Through The Night

93 14 4
                                    

Hi!!? Masih ada yg inget cerita ini? 🤗

***

“Dimana kamarku?” tanya Crystal setelah mereka sudah berada di lantai dua rumah orang tua Reza. Meninggalkan keluarga besar Reza yang menyambut mereka di bawah. Para santri juga ramai mengintip dari balik jendela kamar asrama mereka saat keduanya turun dari mobil menuju rumah orang tua Reza yang berdampingan dengan asrama santri.

Reza tidak menjawab. Dia justru meraih pergelangan tangan istrinya dan membawanya ke dalam kamar tidur bergaya minimalis dengan tema monokrom. Hanya ada salah satu bagian dinding yang dihias dengan mural, dan membiarkan sisi dinding yang lain kosong. Beberapa furnitur dan dekorasi juga ditata dengan simetris sehingga menciptakan kesan kamar tidur yang teratur.

“Ini kamar kita,” ucap Reza seraya meletakkan koper mereka di dekat meja nakas pada sisi ranjang.

“Kita?” tanya Crystal seraya menunjuk suaminya dan dirinya sendiri secara bergantian. Reza mengangguk tanpa menoleh. Dia sibuk mengeluarkan handuk dan setelan kaos dari kopernya.

“Aku mau kamar yang lain,” putus Crystal tanpa ragu.

Reza mendesah, “ini bukan rumahmu. Kamu bisa nggak menghargai saya sebagai suamimu di rumahmu, tapi tolong hargai orangtua saya di rumah mereka ini. Apa kata mereka kalau tahu anaknya pisah kamar setelah menikah?”

Crystal memutar bola matanya bosan. “Kamu pikir aku peduli apa kata orang lain? Karirku nggak akan sejauh ini kalau mendengarkan apa kata mereka.”

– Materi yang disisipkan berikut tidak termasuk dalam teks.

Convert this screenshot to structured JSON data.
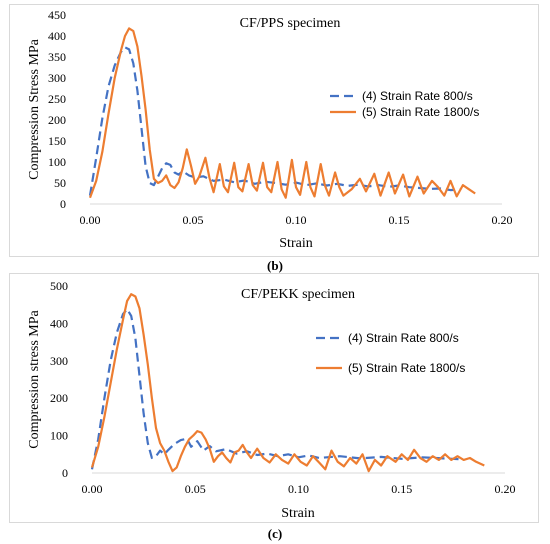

Reza memejamkan mata. Berusaha memadamkan apa yang istrinya coba sulut di dalam dadanya. “Aku capek, badanku juga sudah lengket,” keluh Reza dengan suara lelah. “Boleh aku mandi duluan?” tanyanya meski tidak mengharapkan jawaban apapun. Reza pikir mengalihkan perdebatan mereka sampai dia lebih segar dan bisa berpikir jernih akan menjadi lebih baik. Semoga.

Crystal mengangguk begitu saja. Bukan kebiasaannya untuk berhenti sebelum mendapatkan apa yang diinginkannya, tetapi raut wajah laki-laki di depannya memang terlihat kuyu. Tidak menyenangkan untuk dilihat. Tentu saja. Reza menyetir Jakarta-Bandung setelah menemani dan menunggunya syuting hampir seharian. Crystal saja merasa badannya pegal, padahal dia meneruskan tidurnya di dalam mobil sepanjang jalan.

“Saya janji nggak akan berbuat macam-macam, jadi tolong mengerti selama kita menginap di rumah ini. Saya mandi dulu,” pamitnya setelah melepas jam tangannya dan berlalu menuju kamar mandi tanpa menunggu sahutan.

Crystal mengamati kamar suaminya, meski tidak banyak yang bisa dilihat. Yang paling mencolok dari kamar ini hanyalah beberapa deretan buku-buku tebal berbahasa Arab yang tertata pada rak dinding floating, yang tentu saja tidak bisa Crystal baca. Tidak ada foto apapun yang terpajang disini.

Wanita itu lantas membongkar kopernya. Mengeluarkan pakaian ganti dan peralatan mandi dari sana. Dia tidak bisa memakai peralatan mandi selain yang biasa dia pakai.

Pintu kamar mandi dibuka, setelah Crystal membuang beberapa kapas bekas membersihkan make up di wajahnya. Reza keluar seraya mengeringkan rambutnya dengan handuk. Pakaiannya sudah berganti lebih kasual. Celana selutut dan kaos serba hitam.

“Mandilah! setelah kamu selesai mandi, saya akan ke bawah dulu mencari sesuatu yang bisa dijadikan alas untuk tidur di lantai,” katanya tanpa menoleh. Dia masih sibuk mengeringkan rambutnya. Berharap kalimat yang baru saja dilontarkannya bisa menahan istrinya untuk tidak meminta kamar yang lain. Dia sungguh tidak ingin drama tambahan jika itu terjadi.

“Kamu yakin mau tidur sekamar denganku?” tanya Crystal. Sebelah alisnya naik menantang.

Reza menghela napas. Mencoba sabar. "Kenapa? Kamu takut?"